PFOA, PFOS and PFHxS toxicokinetic considerations for the development of an in vivo approach for assessing PFAS relative bioavailability in soil

 Back to publications

2025

Environ Int. 2025 Jan:195:109232. doi: 10.1016/j.envint.2024.109232. Epub 2024 Dec 20.

PFOA, PFOS and PFHxS toxicokinetic considerations for the development of an in vivo approach for assessing PFAS relative bioavailability in soil

Albert L Juhasz, Farzana Kastury, Ruby Jones, Mahima Seeborun, Tanya Caceres, Carina Herde, Michelle Cavallaro, Sarah Dilmetz, Joshua Hutchings, Yevgeniya Grebneva, Chris Desire, Peter Hoffmann

Future Industries Institute, UniSA STEM, University of South Australia, Mawson Lakes Campus, 5095, Australia. South Australian Health and Medical Research Institute, Preclinical, Imaging and Research Laboratories, 101 Blacks Road, Gilles Plains, Adelaide 5086, Australia. UniSA Clinical and Health Sciences, University of South Australia, City East Campus, 5000, Australia.

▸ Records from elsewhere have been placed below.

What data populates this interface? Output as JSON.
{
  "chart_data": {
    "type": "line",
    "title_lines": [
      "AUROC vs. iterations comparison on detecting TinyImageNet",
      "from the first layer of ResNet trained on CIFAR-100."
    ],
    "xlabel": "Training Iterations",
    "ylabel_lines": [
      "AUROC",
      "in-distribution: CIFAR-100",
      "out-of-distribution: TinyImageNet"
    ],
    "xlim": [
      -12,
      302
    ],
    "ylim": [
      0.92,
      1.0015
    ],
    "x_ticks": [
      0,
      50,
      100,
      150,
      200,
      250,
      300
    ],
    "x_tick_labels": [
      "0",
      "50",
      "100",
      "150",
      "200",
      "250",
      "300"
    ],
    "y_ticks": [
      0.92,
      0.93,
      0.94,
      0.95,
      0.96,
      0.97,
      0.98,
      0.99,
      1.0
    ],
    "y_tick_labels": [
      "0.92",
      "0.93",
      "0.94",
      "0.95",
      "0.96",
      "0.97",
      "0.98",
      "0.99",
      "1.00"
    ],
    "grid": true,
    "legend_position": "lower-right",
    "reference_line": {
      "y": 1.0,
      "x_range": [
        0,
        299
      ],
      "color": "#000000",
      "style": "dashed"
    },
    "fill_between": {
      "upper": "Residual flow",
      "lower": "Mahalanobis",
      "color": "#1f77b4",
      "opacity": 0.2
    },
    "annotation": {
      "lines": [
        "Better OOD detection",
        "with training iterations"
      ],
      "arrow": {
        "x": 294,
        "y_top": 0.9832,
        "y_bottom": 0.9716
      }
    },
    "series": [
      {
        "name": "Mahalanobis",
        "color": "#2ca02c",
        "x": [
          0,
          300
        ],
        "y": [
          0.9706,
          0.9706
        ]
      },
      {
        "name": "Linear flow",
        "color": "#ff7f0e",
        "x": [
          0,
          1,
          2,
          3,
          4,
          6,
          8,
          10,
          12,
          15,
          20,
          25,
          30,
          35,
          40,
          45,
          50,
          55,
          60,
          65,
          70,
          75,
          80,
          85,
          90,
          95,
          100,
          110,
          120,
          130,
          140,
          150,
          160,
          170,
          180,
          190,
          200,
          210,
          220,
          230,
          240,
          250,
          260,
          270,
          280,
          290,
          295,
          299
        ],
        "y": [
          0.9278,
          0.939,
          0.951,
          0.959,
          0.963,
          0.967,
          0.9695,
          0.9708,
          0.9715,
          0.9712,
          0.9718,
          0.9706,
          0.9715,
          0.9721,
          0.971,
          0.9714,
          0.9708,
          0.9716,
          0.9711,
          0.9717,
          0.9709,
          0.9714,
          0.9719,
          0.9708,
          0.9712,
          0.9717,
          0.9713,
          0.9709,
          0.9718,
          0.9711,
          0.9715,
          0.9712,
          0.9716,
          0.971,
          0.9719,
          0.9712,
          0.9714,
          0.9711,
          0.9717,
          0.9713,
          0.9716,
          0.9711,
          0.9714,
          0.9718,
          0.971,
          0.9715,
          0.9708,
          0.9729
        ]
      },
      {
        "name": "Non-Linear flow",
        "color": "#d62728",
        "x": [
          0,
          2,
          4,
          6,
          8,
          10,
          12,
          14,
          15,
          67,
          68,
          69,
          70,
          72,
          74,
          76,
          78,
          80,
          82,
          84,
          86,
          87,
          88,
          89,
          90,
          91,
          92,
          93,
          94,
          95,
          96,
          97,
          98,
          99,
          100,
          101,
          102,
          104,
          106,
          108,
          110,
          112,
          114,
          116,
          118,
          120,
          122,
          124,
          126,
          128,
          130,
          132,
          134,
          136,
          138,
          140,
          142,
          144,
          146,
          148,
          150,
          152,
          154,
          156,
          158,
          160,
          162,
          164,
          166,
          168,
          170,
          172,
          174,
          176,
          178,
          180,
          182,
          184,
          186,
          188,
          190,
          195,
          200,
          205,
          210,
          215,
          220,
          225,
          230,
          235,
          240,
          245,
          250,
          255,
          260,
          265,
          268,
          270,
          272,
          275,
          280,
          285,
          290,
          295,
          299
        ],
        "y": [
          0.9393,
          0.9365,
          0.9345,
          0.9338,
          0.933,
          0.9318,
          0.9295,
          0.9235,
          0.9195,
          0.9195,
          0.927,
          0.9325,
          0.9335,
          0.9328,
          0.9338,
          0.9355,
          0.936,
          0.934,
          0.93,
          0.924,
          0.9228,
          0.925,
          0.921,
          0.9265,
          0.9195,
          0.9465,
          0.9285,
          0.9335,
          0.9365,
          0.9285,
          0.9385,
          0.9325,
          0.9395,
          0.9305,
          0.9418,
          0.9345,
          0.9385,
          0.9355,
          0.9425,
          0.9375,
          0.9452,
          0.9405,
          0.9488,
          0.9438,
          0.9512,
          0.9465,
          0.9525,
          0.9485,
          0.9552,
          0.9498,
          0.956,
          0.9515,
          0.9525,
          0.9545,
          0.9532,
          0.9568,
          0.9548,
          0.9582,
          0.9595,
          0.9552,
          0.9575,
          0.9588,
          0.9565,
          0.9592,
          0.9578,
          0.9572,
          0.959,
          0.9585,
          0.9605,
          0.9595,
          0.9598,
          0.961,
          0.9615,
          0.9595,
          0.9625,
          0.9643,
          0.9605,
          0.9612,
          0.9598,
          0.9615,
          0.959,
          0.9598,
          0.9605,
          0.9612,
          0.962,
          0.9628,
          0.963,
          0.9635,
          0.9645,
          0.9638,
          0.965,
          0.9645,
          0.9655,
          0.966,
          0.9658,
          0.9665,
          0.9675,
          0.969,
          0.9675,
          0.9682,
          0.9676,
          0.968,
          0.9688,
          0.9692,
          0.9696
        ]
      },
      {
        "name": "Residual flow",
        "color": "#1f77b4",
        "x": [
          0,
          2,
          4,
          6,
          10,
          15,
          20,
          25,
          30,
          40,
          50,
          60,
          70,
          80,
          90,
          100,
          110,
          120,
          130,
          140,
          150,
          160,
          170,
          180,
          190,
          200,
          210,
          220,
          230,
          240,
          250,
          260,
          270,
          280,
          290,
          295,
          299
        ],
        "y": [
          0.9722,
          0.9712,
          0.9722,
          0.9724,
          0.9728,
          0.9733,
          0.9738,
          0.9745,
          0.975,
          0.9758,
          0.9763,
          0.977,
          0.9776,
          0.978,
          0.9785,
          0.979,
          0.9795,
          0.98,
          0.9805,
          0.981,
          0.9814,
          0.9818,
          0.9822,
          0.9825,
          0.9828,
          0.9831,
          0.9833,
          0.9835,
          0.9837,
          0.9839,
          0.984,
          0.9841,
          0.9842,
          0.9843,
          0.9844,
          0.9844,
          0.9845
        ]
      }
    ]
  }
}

Service type: Stock strains

Abstract

A Sprague-Dawley rat model was utilized to elucidate perfluorooctanoic acid (PFOA), perfluorooctanesulfonic acid (PFOS) and perfluorohexanesulfonic acid (PFHxS) toxicokinetics with a goal of developing an in vivo approach for quantifying PFAS relative bioavailability in impacted soil. Following single dose administration (gavage) of ∼ 0.2-2000 µg kg-1 BW of PFOA, PFOS or PFHxS, differences in PFAS blood, organ and excreta concentrations were observed over 120 h although linear dose responses were determined for area under the blood plasma time curves (AUC; PFOA, PFHxS), liver accumulation (LA: PFOS) and urinary excretion (UE; PFOA, PFHxS). Oral and intravenous dose (∼20 µg kg-1 body weight) comparisons highlighted the high absolute bioavailability of PFOA (AUC: 100.3 ± 23.4 %; UE: 94.7 ± 26.6 %), PFOS (LA: 102.9 ± 15.6 %) and PFHxS (AUC: 88.3 ± 15.1 %; UE: 90.9 ± 7.3 %). Two spiked (14C-PFOA: 4360 ± 218 µg kg-1) and two PFAS impacted soils (PFOS: 1880-2250 µg kg-1; PFHxS: 61.2-65.5 µg kg-1) were utilized to measure PFAS relative bioavailability in soil matrices. In all soils, PFAS relative bioavailability was > 86 % (PFOA: 87.0-90.9 %; PFOS: 86.1-90.4 %; PFHxS: 86.5-97.0 %) although the method could quantify bioavailability reductions (25.6-88.9 %) when hydrophobic and electrostatic interactions were enhanced through the addition of carbon-based amendments (5-10 % w/w).

Keywords: Bioavailability; Exposure; PFHxS; PFOA; PFOS; Toxicokinetics.